Cogs and Levers A blog full of technical stuff

Rvalue references in C++11

This is the biggest change (shift anyway) in C++’s thinking with the new standard. This preview of Rvalue references probably isn’t pitched at the novice and a bit of prior knowledge is assumed. You’ll want to know the differences between an Lvalue and an Rvalue, you’ll also want to understand how temporary objects work but most importantly why they’re evil in some scenarios. With all of that information under our belt, I can see that the Rvalue reference came to fruition to resolve the copy problem. Returning a temporary object from a function that you’d use in your program would cause an expensive copy operation, now this is is resolved with move semantics. Rather than that expensive copy operation, the value that’s returned is pilfered to the calling code and the temporary object is left empty, ergo a move occurs. An Rvalue reference is defined in code like so.

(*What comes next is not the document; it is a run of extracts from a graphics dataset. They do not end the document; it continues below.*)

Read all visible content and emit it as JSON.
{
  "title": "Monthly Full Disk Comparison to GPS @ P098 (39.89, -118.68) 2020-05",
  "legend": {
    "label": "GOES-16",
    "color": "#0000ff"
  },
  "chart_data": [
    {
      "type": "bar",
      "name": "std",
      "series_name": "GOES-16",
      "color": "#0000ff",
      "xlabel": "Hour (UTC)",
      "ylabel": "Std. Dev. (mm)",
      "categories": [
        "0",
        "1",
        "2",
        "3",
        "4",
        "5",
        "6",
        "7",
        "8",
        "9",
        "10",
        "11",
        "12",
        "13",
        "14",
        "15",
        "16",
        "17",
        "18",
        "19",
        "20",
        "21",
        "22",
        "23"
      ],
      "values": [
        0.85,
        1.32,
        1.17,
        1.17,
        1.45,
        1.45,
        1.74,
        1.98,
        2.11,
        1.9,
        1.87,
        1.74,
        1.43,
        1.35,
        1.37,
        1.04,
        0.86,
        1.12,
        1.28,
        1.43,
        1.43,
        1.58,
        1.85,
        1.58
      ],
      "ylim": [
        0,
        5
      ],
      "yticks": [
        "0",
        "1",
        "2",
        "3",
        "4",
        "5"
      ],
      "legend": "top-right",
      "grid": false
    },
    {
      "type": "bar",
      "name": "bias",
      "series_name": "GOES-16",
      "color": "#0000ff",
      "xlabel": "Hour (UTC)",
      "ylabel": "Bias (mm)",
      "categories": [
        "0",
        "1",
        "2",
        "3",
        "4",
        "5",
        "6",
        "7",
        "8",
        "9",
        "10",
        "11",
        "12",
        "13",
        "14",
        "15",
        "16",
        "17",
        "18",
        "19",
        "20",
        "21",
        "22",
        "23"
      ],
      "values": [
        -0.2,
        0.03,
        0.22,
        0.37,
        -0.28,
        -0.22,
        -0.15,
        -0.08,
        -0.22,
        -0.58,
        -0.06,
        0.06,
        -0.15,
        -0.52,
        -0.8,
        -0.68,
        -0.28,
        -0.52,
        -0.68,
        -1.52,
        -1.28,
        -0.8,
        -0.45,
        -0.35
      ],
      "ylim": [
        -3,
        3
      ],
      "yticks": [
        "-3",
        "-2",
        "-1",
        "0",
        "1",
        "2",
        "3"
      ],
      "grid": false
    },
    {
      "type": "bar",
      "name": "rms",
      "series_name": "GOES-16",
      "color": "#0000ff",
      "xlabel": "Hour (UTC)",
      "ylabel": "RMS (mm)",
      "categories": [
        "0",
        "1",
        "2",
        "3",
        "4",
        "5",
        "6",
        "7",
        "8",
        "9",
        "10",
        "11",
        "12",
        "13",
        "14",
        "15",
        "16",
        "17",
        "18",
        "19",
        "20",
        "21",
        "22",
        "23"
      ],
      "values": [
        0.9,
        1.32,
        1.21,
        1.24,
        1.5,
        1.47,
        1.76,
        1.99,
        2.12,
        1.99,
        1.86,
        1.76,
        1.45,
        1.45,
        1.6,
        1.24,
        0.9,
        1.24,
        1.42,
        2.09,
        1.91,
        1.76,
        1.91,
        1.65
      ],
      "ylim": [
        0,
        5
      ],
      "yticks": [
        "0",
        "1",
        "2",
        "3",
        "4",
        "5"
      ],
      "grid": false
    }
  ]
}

person&& p = get_temp_person();

The double ampersand && tells us that it’s an Rvalue reference. We can give our own classes the ability to “move” a value by introducing a move constructor and operator like so.

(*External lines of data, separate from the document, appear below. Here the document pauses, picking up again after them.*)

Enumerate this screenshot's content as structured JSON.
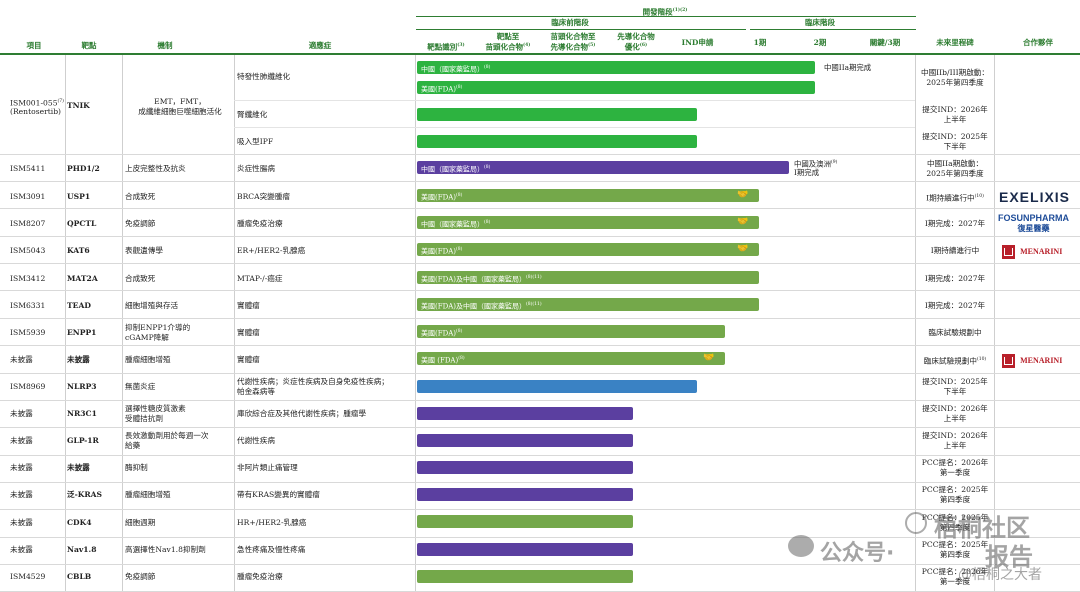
{
  "header": {
    "dev_stage": "開發階段",
    "dev_stage_sup": "(1)(2)",
    "preclinical": "臨床前階段",
    "clinical": "臨床階段",
    "cols": {
      "code": "項目",
      "target": "靶點",
      "mechanism": "機制",
      "indication": "適應症",
      "target_id": "靶點識別",
      "target_id_sup": "(3)",
      "hit": [
        "靶點至",
        "苗頭化合物"
      ],
      "hit_sup": "(4)",
      "lead": [
        "苗頭化合物至",
        "先導化合物"
      ],
      "lead_sup": "(5)",
      "opt": [
        "先導化合物",
        "優化"
      ],
      "opt_sup": "(6)",
      "ind": "IND申請",
      "p1": "1期",
      "p2": "2期",
      "p3": "關鍵/3期",
      "milestone": "未來里程碑",
      "partner": "合作夥伴"
    }
  },
  "rows": [
    {
      "code": "ISM001-055",
      "code_sup": "(7)",
      "code2": "(Rentosertib)",
      "target": "TNIK",
      "mechanism": [
        "EMT，FMT，",
        "成纖維細胞巨噬細胞活化"
      ]
    },
    {
      "code": "ISM5411",
      "target": "PHD1/2",
      "mechanism": [
        "上皮完整性及抗炎"
      ],
      "indication": "炎症性腸病",
      "bar": "中國（國家藥監局）",
      "bar_sup": "(8)",
      "note": [
        "中國及澳洲",
        "I期完成"
      ],
      "note_sup": "(9)",
      "milestone": [
        "中國IIa期啟動：",
        "2025年第四季度"
      ]
    },
    {
      "code": "ISM3091",
      "target": "USP1",
      "mechanism": [
        "合成致死"
      ],
      "indication": "BRCA突變腫瘤",
      "bar": "美國(FDA)",
      "bar_sup": "(8)",
      "milestone": [
        "I期持續進行中"
      ],
      "ms_sup": "(10)",
      "partner": "EXELIXIS"
    },
    {
      "code": "ISM8207",
      "target": "QPCTL",
      "mechanism": [
        "免疫調節"
      ],
      "indication": "腫瘤免疫治療",
      "bar": "中國（國家藥監局）",
      "bar_sup": "(8)",
      "milestone": [
        "I期完成：2027年"
      ],
      "partner": "FOSUNPHARMA",
      "partner2": "復星醫藥"
    },
    {
      "code": "ISM5043",
      "target": "KAT6",
      "mechanism": [
        "表觀遺傳學"
      ],
      "indication": "ER+/HER2-乳腺癌",
      "bar": "美國(FDA)",
      "bar_sup": "(8)",
      "milestone": [
        "I期持續進行中"
      ],
      "partner": "MENARINI"
    },
    {
      "code": "ISM3412",
      "target": "MAT2A",
      "mechanism": [
        "合成致死"
      ],
      "indication": "MTAP-/-癌症",
      "bar": "美國(FDA)及中國（國家藥監局）",
      "bar_sup": "(8)(11)",
      "milestone": [
        "I期完成：2027年"
      ]
    },
    {
      "code": "ISM6331",
      "target": "TEAD",
      "mechanism": [
        "細胞增殖與存活"
      ],
      "indication": "實體瘤",
      "bar": "美國(FDA)及中國（國家藥監局）",
      "bar_sup": "(8)(11)",
      "milestone": [
        "I期完成：2027年"
      ]
    },
    {
      "code": "ISM5939",
      "target": "ENPP1",
      "mechanism": [
        "抑制ENPP1介導的",
        "cGAMP降解"
      ],
      "indication": "實體瘤",
      "bar": "美國(FDA)",
      "bar_sup": "(8)",
      "milestone": [
        "臨床試驗規劃中"
      ]
    },
    {
      "code": "未披露",
      "target": "未披露",
      "mechanism": [
        "腫瘤細胞增殖"
      ],
      "indication": "實體瘤",
      "bar": "美國 (FDA)",
      "bar_sup": "(8)",
      "milestone": [
        "臨床試驗規劃中"
      ],
      "ms_sup": "(10)",
      "partner": "MENARINI"
    },
    {
      "code": "ISM8969",
      "target": "NLRP3",
      "mechanism": [
        "無菌炎症"
      ],
      "indication": [
        "代謝性疾病；炎症性疾病及自身免疫性疾病；",
        "帕金森病等"
      ],
      "milestone": [
        "提交IND：2025年",
        "下半年"
      ]
    },
    {
      "code": "未披露",
      "target": "NR3C1",
      "mechanism": [
        "選擇性糖皮質激素",
        "受體拮抗劑"
      ],
      "indication": "庫欣綜合症及其他代謝性疾病；腫瘤學",
      "milestone": [
        "提交IND：2026年",
        "上半年"
      ]
    },
    {
      "code": "未披露",
      "target": "GLP-1R",
      "mechanism": [
        "長效激動劑用於每週一次",
        "給藥"
      ],
      "indication": "代謝性疾病",
      "milestone": [
        "提交IND：2026年",
        "上半年"
      ]
    },
    {
      "code": "未披露",
      "target": "未披露",
      "mechanism": [
        "酶抑制"
      ],
      "indication": "非阿片類止痛管理",
      "milestone": [
        "PCC提名：2026年",
        "第一季度"
      ]
    },
    {
      "code": "未披露",
      "target": "泛-KRAS",
      "mechanism": [
        "腫瘤細胞增殖"
      ],
      "indication": "帶有KRAS變異的實體瘤",
      "milestone": [
        "PCC提名：2025年",
        "第四季度"
      ]
    },
    {
      "code": "未披露",
      "target": "CDK4",
      "mechanism": [
        "細胞週期"
      ],
      "indication": "HR+/HER2-乳腺癌",
      "milestone": [
        "PCC提名：2025年",
        "第四季度"
      ]
    },
    {
      "code": "未披露",
      "target": "Nav1.8",
      "mechanism": [
        "高選擇性Nav1.8抑制劑"
      ],
      "indication": "急性疼痛及慢性疼痛",
      "milestone": [
        "PCC提名：2025年",
        "第四季度"
      ]
    },
    {
      "code": "ISM4529",
      "target": "CBLB",
      "mechanism": [
        "免疫調節"
      ],
      "indication": "腫瘤免疫治療",
      "milestone": [
        "PCC提名：2026年",
        "第一季度"
      ]
    }
  ],
  "ism055": {
    "subrows": [
      {
        "indication": "特發性肺纖維化",
        "bars": [
          {
            "label": "中國（國家藥監局）",
            "sup": "(8)"
          },
          {
            "label": "美國(FDA)",
            "sup": "(8)"
          }
        ],
        "note": "中國IIa期完成",
        "milestone": [
          "中國IIb/III期啟動：",
          "2025年第四季度"
        ]
      },
      {
        "indication": "腎纖維化",
        "milestone": [
          "提交IND：2026年",
          "上半年"
        ]
      },
      {
        "indication": "吸入型IPF",
        "milestone": [
          "提交IND：2025年",
          "下半年"
        ]
      }
    ]
  },
  "watermark": {
    "text1": "梧桐社区",
    "text2": "公众号·",
    "text3": "报告",
    "text4": "@梧桐之大者"
  },
  "colors": {
    "green_bright": "#2db340",
    "green_olive": "#74a84a",
    "purple": "#5b3fa0",
    "blue": "#3a82c4",
    "header_green": "#2e7d32"
  }
}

class person {                       
   public:                           
    person(person&& p);            
                                     
    person&& operator=(person&& p);
                                     
  public:                           
    string first_name,             
           middle_name,            
           last_name;              
};                                   

The STL containers have all been optimised to use move syntax, so you’ll pick up this copy-free functionality on the way.